The American College of Medical Genetics and Genomics now recommend genetic testing for all children who have any intellectual disabilities. The medical association published a new study titled “Exome and genome sequencing for pediatric patients with congenital anomalies or intellectual disability: an evidence-based clinical guideline of the American College of Medical Genetics and Genomics (ACMG)”
“Our committee included 10 experts in clinical genetics, neurogenetics, genetic counseling, a parent and advocate and methodologists. We expect this (evidence-based clinical practice guideline) will help to raise the quality and consistency of health care and improve outcomes for patients with rare genetic disorders,” explained Dr. Fuki Marie Hisama and Dr. Murugu Manickam.
Analysis of genetic variations in DNA may be conducted using two methods: exome sequencing and genome sequencing. A child’s test results will indicate if he or she has an identifiable condition. The new guidelines do not preclude using exome and genome sequencing for an individual with autism alone, but they do emphasize that their use in this group is still under investigation.
The study published by the medical geneticists’ organization strongly supported testing. It can be used for early detection of genetic conditions in children, even at a young age, as well as in children that have delays or intellectual disabilities.
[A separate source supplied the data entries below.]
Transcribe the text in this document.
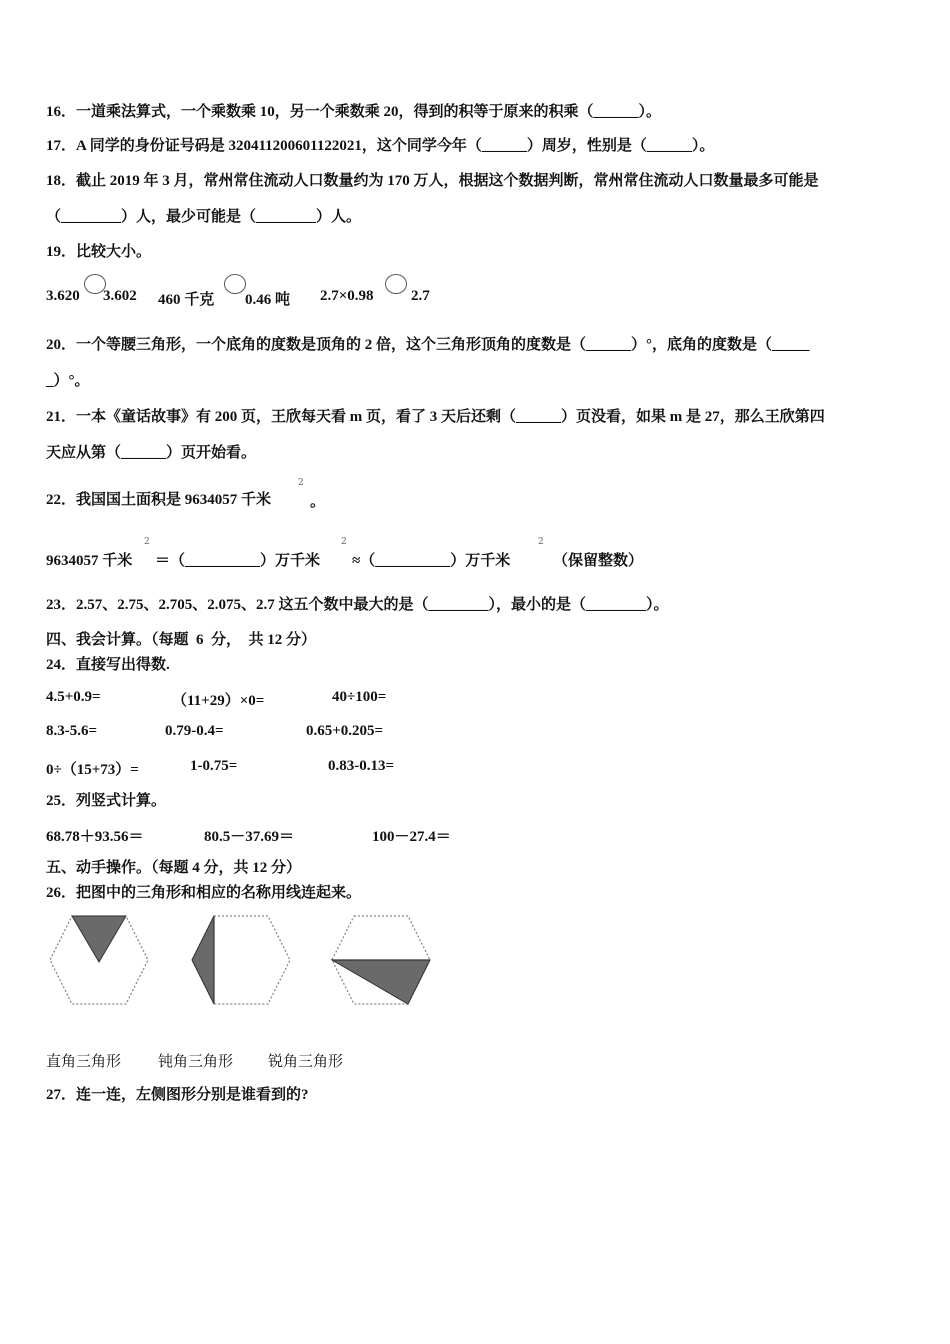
16．一道乘法算式，一个乘数乘 10，另一个乘数乘 20，得到的积等于原来的积乘（______）。
17．A 同学的身份证号码是 320411200601122021，这个同学今年（______）周岁，性别是（______）。
18．截止 2019 年 3 月，常州常住流动人口数量约为 170 万人，根据这个数据判断，常州常住流动人口数量最多可能是
（________）人，最少可能是（________）人。
19．比较大小。
3.620 3.602 460 千克 0.46 吨 2.7×0.98 2.7
20．一个等腰三角形，一个底角的度数是顶角的 2 倍，这个三角形顶角的度数是（______）°，底角的度数是（_____
_）°。
21．一本《童话故事》有 200 页，王欣每天看 m 页，看了 3 天后还剩（______）页没看，如果 m 是 27，那么王欣第四
天应从第（______）页开始看。
22．我国国土面积是 9634057 千米
2
。
9634057 千米
2
＝（__________）万千米
2
≈（__________）万千米
2
（保留整数）
23．2.57、2.75、2.705、2.075、2.7 这五个数中最大的是（________），最小的是（________）。
四、我会计算。（每题  6  分，  共 12 分）
24．直接写出得数.
4.5+0.9=	（11+29）×0=	40÷100=
8.3-5.6=	0.79-0.4=	0.65+0.205=
0÷（15+73）=	1-0.75=	0.83-0.13=
25．列竖式计算。
68.78＋93.56＝	80.5－37.69＝	100－27.4＝
五、动手操作。（每题 4 分，共 12 分）
26．把图中的三角形和相应的名称用线连起来。
直角三角形 钝角三角形 锐角三角形
27．连一连，左侧图形分别是谁看到的?
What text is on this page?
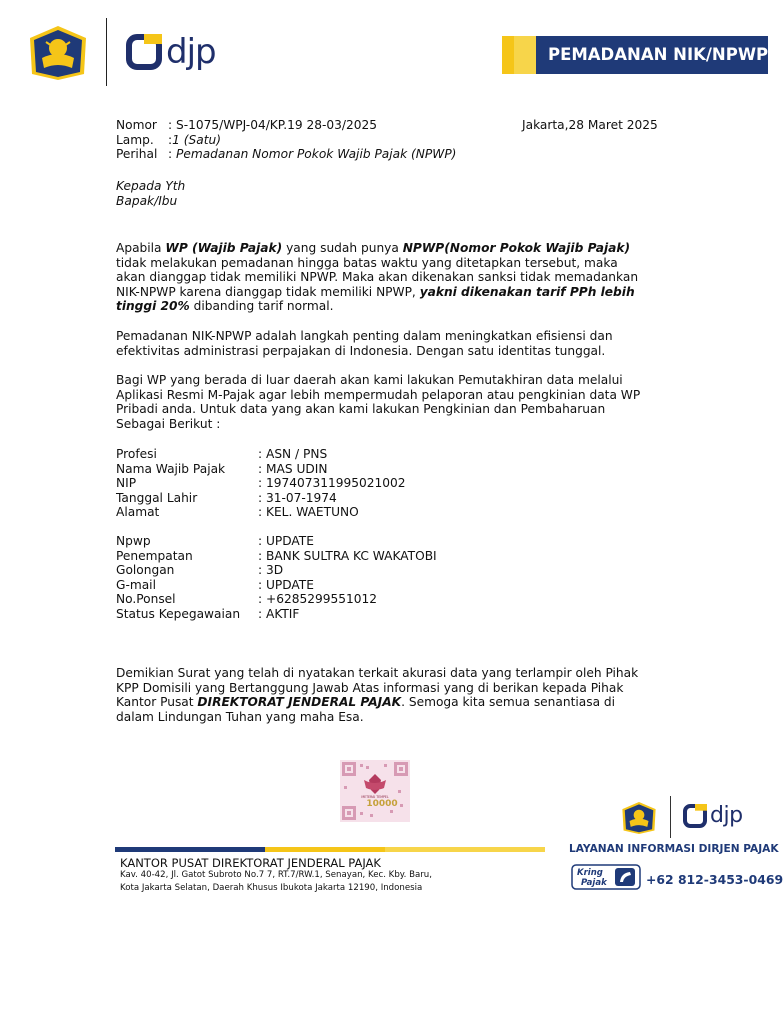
djp	PEMADANAN NIK/NPWP
Nomor : S-1075/WPJ-04/KP.19 28-03/2025
Lamp.	: 1 (Satu)
Perihal : Pemadanan Nomor Pokok Wajib Pajak (NPWP)
Jakarta,28 Maret 2025
Kepada Yth
Bapak/Ibu

Apabila WP (Wajib Pajak) yang sudah punya NPWP(Nomor Pokok Wajib Pajak) tidak melakukan pemadanan hingga batas waktu yang ditetapkan tersebut, maka akan dianggap tidak memiliki NPWP. Maka akan dikenakan sanksi tidak memadankan NIK-NPWP karena dianggap tidak memiliki NPWP, yakni dikenakan tarif PPh lebih tinggi 20% dibanding tarif normal.

Pemadanan NIK-NPWP adalah langkah penting dalam meningkatkan efisiensi dan efektivitas administrasi perpajakan di Indonesia. Dengan satu identitas tunggal.

Bagi WP yang berada di luar daerah akan kami lakukan Pemutakhiran data melalui Aplikasi Resmi M-Pajak agar lebih mempermudah pelaporan atau pengkinian data WP Pribadi anda. Untuk data yang akan kami lakukan Pengkinian dan Pembaharuan Sebagai Berikut :

Profesi	: ASN / PNS
Nama Wajib Pajak	: MAS UDIN
NIP	: 197407311995021002
Tanggal Lahir	: 31-07-1974
Alamat	: KEL. WAETUNO
Npwp	: UPDATE
Penempatan	: BANK SULTRA KC WAKATOBI
Golongan	: 3D
G-mail	: UPDATE
No.Ponsel	: +6285299551012
Status Kepegawaian	: AKTIF

Demikian Surat yang telah di nyatakan terkait akurasi data yang terlampir oleh Pihak KPP Domisili yang Bertanggung Jawab Atas informasi yang di berikan kepada Pihak Kantor Pusat DIREKTORAT JENDERAL PAJAK. Semoga kita semua senantiasa di dalam Lindungan Tuhan yang maha Esa.

METERAI TEMPEL
10000
KANTOR PUSAT DIREKTORAT JENDERAL PAJAK
Kav. 40-42, Jl. Gatot Subroto No.7 7, RT.7/RW.1, Senayan, Kec. Kby. Baru,
Kota Jakarta Selatan, Daerah Khusus Ibukota Jakarta 12190, Indonesia
djp
LAYANAN INFORMASI DIRJEN PAJAK
Kring
Pajak	+62 812-3453-0469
The final results of the study support the “clinical utility and desirable effects of ES/GS on active and long-term clinical management of patients with CA/DD/ID, and on family-focused and reproductive outcomes with relatively few harms. Compared with standard genetic testing, ES/GS has a higher diagnostic yield and may be more cost-effective when ordered early in the diagnostic evaluation.” Testing would help patients get answers early, which can improve their outcomes and reduce their stress, as well as the pressure that is put on their families.